It’s still very early days in startup land for me. Nevertheless, I quickly came to an insight that led me to formalize this blog post. Nowadays, money is literally flooding the system. And venture capital firms (VCs) try their best at allocating dollars to as many highly promising businesses as possible in order to stay alive in this incredibly competitive market. So far so good. But dollars alone won’t get startups anywhere. A lesson I had to learn the hard way. Don’t get me wrong, there may well be many great VCs that help founders with much more than just capital. For example, they may help by providing expertise in a given domain, connecting founders with the right people from their network, and so forth. But something much more trivial is oftentimes missing in the value proposition of VCs, I feel: being or having been a founder and operator.

Having a founder on your cap table might be a true game-changer. The reason for that is simple: A founder’s job is basically to figure out how to do things. And how to do them even better than the status quo does. Hence, learning is the magic sauce. And so who wouldn’t love to have a sparring partner that is already further ahead in the learning process and knows what you are going through?

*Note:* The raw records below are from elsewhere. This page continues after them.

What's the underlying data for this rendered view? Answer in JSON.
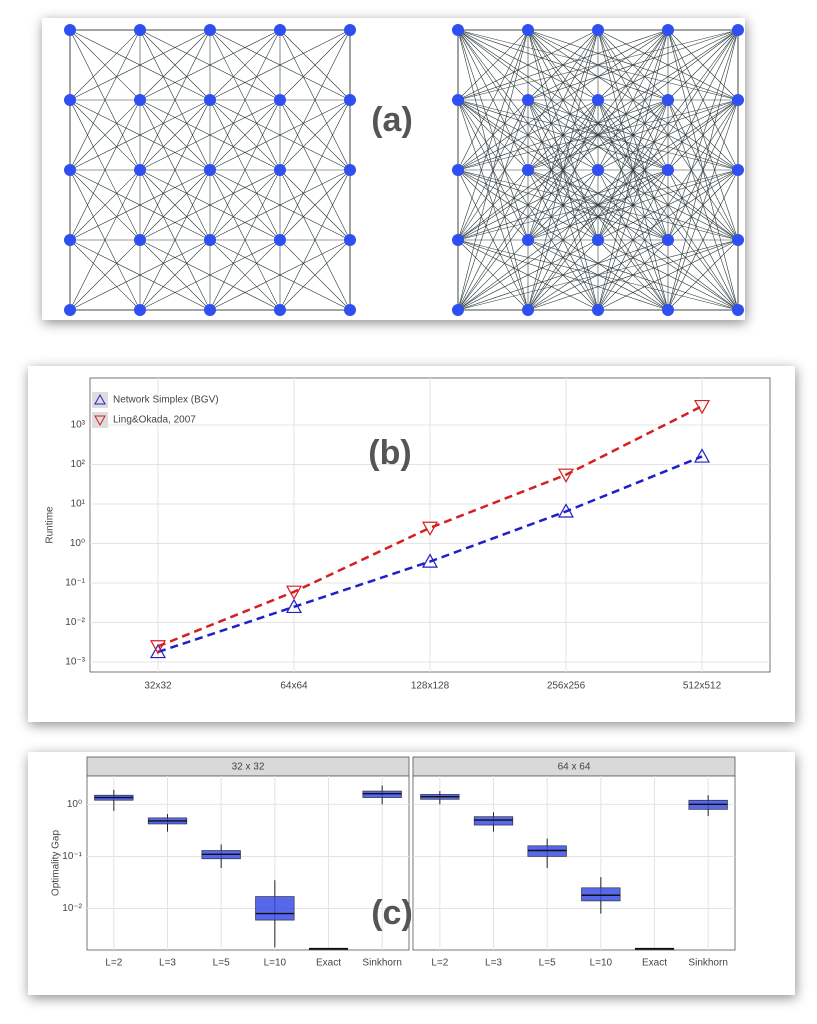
{
  "chart_data": [
    {
      "type": "network",
      "label": "(a)"
    },
    {
      "type": "line",
      "label": "(b)",
      "ylabel": "Runtime",
      "log_y": true,
      "grid": true,
      "legend": "top-left",
      "categories": [
        "32x32",
        "64x64",
        "128x128",
        "256x256",
        "512x512"
      ],
      "ylim": [
        0.00056,
        15500
      ],
      "yticks": [
        {
          "value": 0.001,
          "label": "10⁻³"
        },
        {
          "value": 0.01,
          "label": "10⁻²"
        },
        {
          "value": 0.1,
          "label": "10⁻¹"
        },
        {
          "value": 1,
          "label": "10⁰"
        },
        {
          "value": 10,
          "label": "10¹"
        },
        {
          "value": 100,
          "label": "10²"
        },
        {
          "value": 1000,
          "label": "10³"
        }
      ],
      "series": [
        {
          "name": "Network Simplex (BGV)",
          "color": "#2020c8",
          "marker": "triangle-up",
          "values": [
            0.0018,
            0.025,
            0.35,
            6.5,
            160
          ]
        },
        {
          "name": "Ling&Okada, 2007",
          "color": "#d42020",
          "marker": "triangle-down",
          "values": [
            0.0025,
            0.06,
            2.5,
            55,
            3000
          ]
        }
      ]
    },
    {
      "type": "box",
      "label": "(c)",
      "ylabel": "Optimality Gap",
      "log_y": true,
      "grid": true,
      "color": "#3a4ee8",
      "categories": [
        "L=2",
        "L=3",
        "L=5",
        "L=10",
        "Exact",
        "Sinkhorn"
      ],
      "ylim": [
        0.0016,
        3.5
      ],
      "yticks": [
        {
          "value": 0.01,
          "label": "10⁻²"
        },
        {
          "value": 0.1,
          "label": "10⁻¹"
        },
        {
          "value": 1,
          "label": "10⁰"
        }
      ],
      "facets": [
        {
          "title": "32 x 32",
          "boxes": [
            {
              "min": 0.75,
              "q1": 1.2,
              "median": 1.35,
              "q3": 1.5,
              "max": 1.9
            },
            {
              "min": 0.3,
              "q1": 0.42,
              "median": 0.48,
              "q3": 0.55,
              "max": 0.65
            },
            {
              "min": 0.06,
              "q1": 0.09,
              "median": 0.11,
              "q3": 0.13,
              "max": 0.17
            },
            {
              "min": 0.0018,
              "q1": 0.006,
              "median": 0.008,
              "q3": 0.017,
              "max": 0.035
            },
            {
              "min": 0.0017,
              "q1": 0.0017,
              "median": 0.0017,
              "q3": 0.0017,
              "max": 0.0017
            },
            {
              "min": 1.0,
              "q1": 1.35,
              "median": 1.6,
              "q3": 1.8,
              "max": 2.3
            }
          ]
        },
        {
          "title": "64 x 64",
          "boxes": [
            {
              "min": 1.0,
              "q1": 1.25,
              "median": 1.4,
              "q3": 1.55,
              "max": 1.8
            },
            {
              "min": 0.3,
              "q1": 0.4,
              "median": 0.5,
              "q3": 0.58,
              "max": 0.7
            },
            {
              "min": 0.06,
              "q1": 0.1,
              "median": 0.13,
              "q3": 0.16,
              "max": 0.22
            },
            {
              "min": 0.008,
              "q1": 0.014,
              "median": 0.018,
              "q3": 0.025,
              "max": 0.04
            },
            {
              "min": 0.0017,
              "q1": 0.0017,
              "median": 0.0017,
              "q3": 0.0017,
              "max": 0.0017
            },
            {
              "min": 0.6,
              "q1": 0.8,
              "median": 1.0,
              "q3": 1.2,
              "max": 1.5
            }
          ]
        }
      ]
    }
  ]
}
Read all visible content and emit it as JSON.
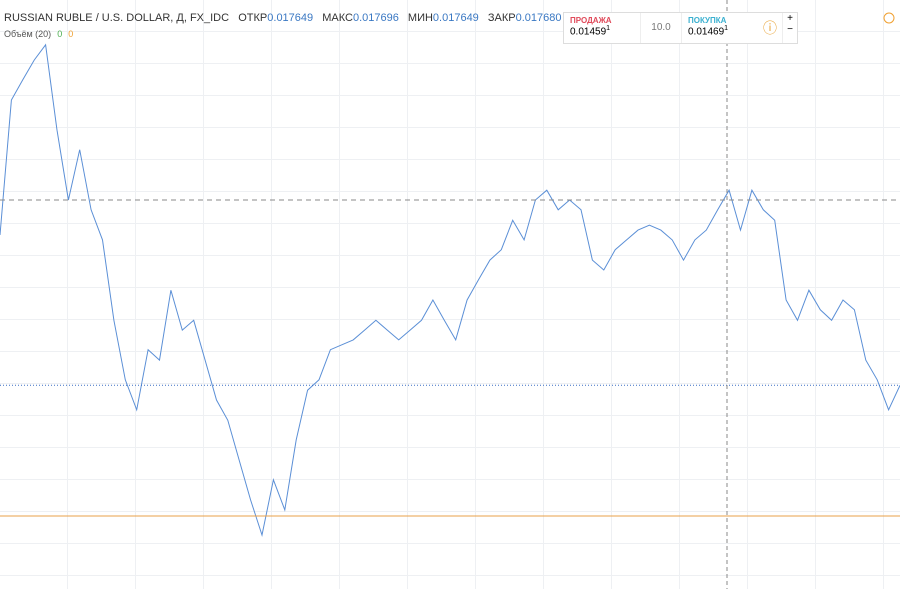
{
  "header": {
    "title": "RUSSIAN RUBLE / U.S. DOLLAR, Д, FX_IDC",
    "ohlc": [
      {
        "label": "ОТКР",
        "value": "0.017649"
      },
      {
        "label": "МАКС",
        "value": "0.017696"
      },
      {
        "label": "МИН",
        "value": "0.017649"
      },
      {
        "label": "ЗАКР",
        "value": "0.017680"
      }
    ],
    "volume": {
      "label": "Объём (20)",
      "values": [
        "0",
        "0"
      ]
    }
  },
  "trade": {
    "sell": {
      "label": "ПРОДАЖА",
      "price": "0.01459",
      "sup": "1"
    },
    "spread": "10.0",
    "buy": {
      "label": "ПОКУПКА",
      "price": "0.01469",
      "sup": "1"
    },
    "plus": "+",
    "minus": "−"
  },
  "chart_data": {
    "type": "line",
    "ylim": [
      0.01133,
      0.02093
    ],
    "series": [
      {
        "color": "#5b8fd6",
        "values": [
          0.0171,
          0.0193,
          0.01963,
          0.01995,
          0.0202,
          0.01881,
          0.01767,
          0.01849,
          0.01751,
          0.01702,
          0.01571,
          0.01474,
          0.01425,
          0.01523,
          0.01506,
          0.0162,
          0.01555,
          0.01571,
          0.01506,
          0.01441,
          0.01408,
          0.01343,
          0.01278,
          0.01221,
          0.01311,
          0.01262,
          0.01376,
          0.01457,
          0.01474,
          0.01523,
          0.01531,
          0.01539,
          0.01555,
          0.01571,
          0.01555,
          0.01539,
          0.01555,
          0.01571,
          0.01604,
          0.01571,
          0.01539,
          0.01604,
          0.01637,
          0.01669,
          0.01686,
          0.01734,
          0.01702,
          0.01767,
          0.01783,
          0.01751,
          0.01767,
          0.01751,
          0.01669,
          0.01653,
          0.01686,
          0.01702,
          0.01718,
          0.01726,
          0.01718,
          0.01702,
          0.01669,
          0.01702,
          0.01718,
          0.01751,
          0.01783,
          0.01718,
          0.01783,
          0.01751,
          0.01734,
          0.01604,
          0.01571,
          0.0162,
          0.01588,
          0.01571,
          0.01604,
          0.01588,
          0.01506,
          0.01474,
          0.01425,
          0.01465
        ]
      }
    ],
    "hlines": [
      {
        "value": 0.01767,
        "color": "#888888",
        "style": "dashed"
      },
      {
        "value": 0.01465,
        "color": "#3a6fc4",
        "style": "dotted"
      },
      {
        "value": 0.01252,
        "color": "#e8a04a",
        "style": "solid"
      }
    ]
  }
}
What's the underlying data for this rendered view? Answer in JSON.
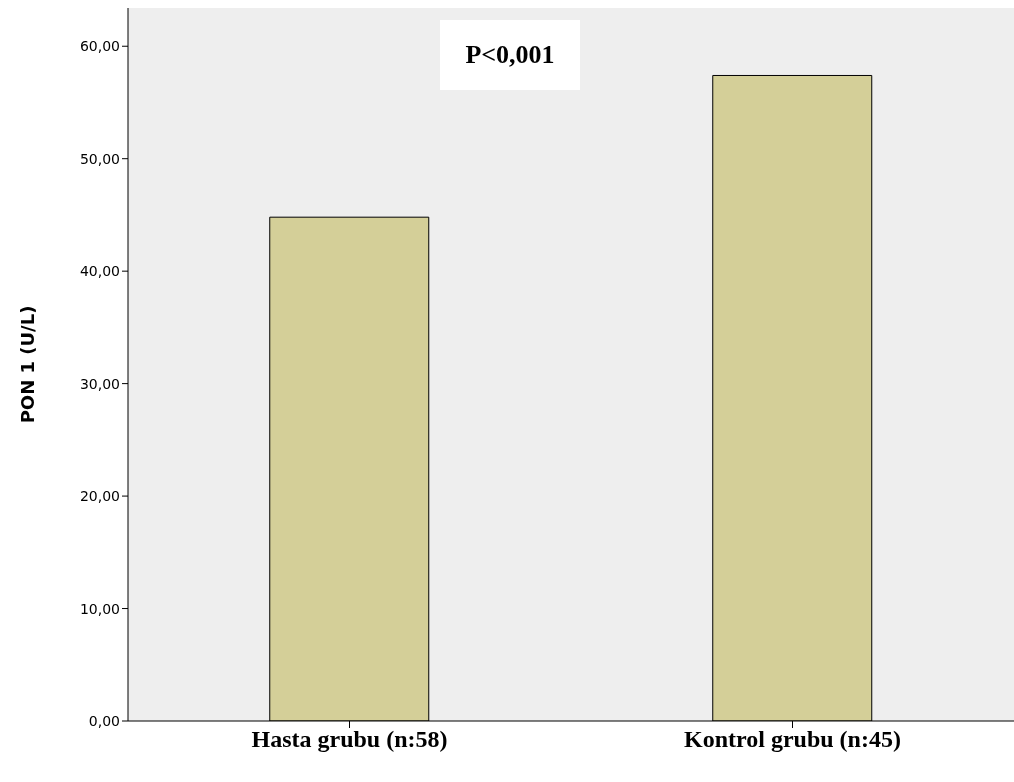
{
  "chart_data": {
    "type": "bar",
    "categories": [
      "Hasta grubu (n:58)",
      "Kontrol  grubu (n:45)"
    ],
    "values": [
      44.8,
      57.4
    ],
    "color": "#d4cf98",
    "ylabel": "PON 1 (U/L)",
    "ylim": [
      0,
      63.4
    ],
    "yticks": [
      {
        "value": 0,
        "label": "0,00"
      },
      {
        "value": 10,
        "label": "10,00"
      },
      {
        "value": 20,
        "label": "20,00"
      },
      {
        "value": 30,
        "label": "30,00"
      },
      {
        "value": 40,
        "label": "40,00"
      },
      {
        "value": 50,
        "label": "50,00"
      },
      {
        "value": 60,
        "label": "60,00"
      }
    ],
    "annotations": [
      "P<0,001"
    ],
    "grid": false,
    "legend": false
  }
}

That’s why I see founders as some of the most valuable people to startups at any given moment. Many have phenomenal advice to share from past learnings from their own startup experiences. And they might be helpful when it comes to technical questions and challenges. Or just simply by sticking around, having empathy, exchanging ideas, and giving inputs from a different perspective than a traditional investor would.

Such founders are part of the VC game since the very beginning. But they are a minority compared to all the courageous entrepreneurs out there. Too few founders have the liquidity that allows them to invest in other companies. So, what if we are able to find some crazy founder guys and gals that come together and form a new investment vehicle that solves exactly this problem?

This community of successful founders would then not only provide advice to fellow founders and aspiring angel investors but also money to go out and fund other founders. On one hand, this would enable startup founders to raise money from their most valuable advisors much earlier in the process (when most VCs can’t or don’t want to invest). On the other hand, founders that do not have the liquidity themselves just yet still would have the possibility to invest in startups. By doing so, they would be able to learn the craft of angel investing (i.e. evaluating startups, passing when valuations are too high, dealing with bridge rounds, negotiating pro ratas, identifying respectively distinguishing signals from noise, and many other important things) while also learning for themselves as founders. Resulting in the training and formation of the new generation of top-tier investors that eventually will have the means to drive innovation and create value for the generations to come.

A nice side effect of such a vehicle is that it would provide these founder advisors with the opportunity to get compensated for their advice and support. And it would hopefully also stimulate the growth of more high-quality businesses that at some point, are going to qualify for VC money.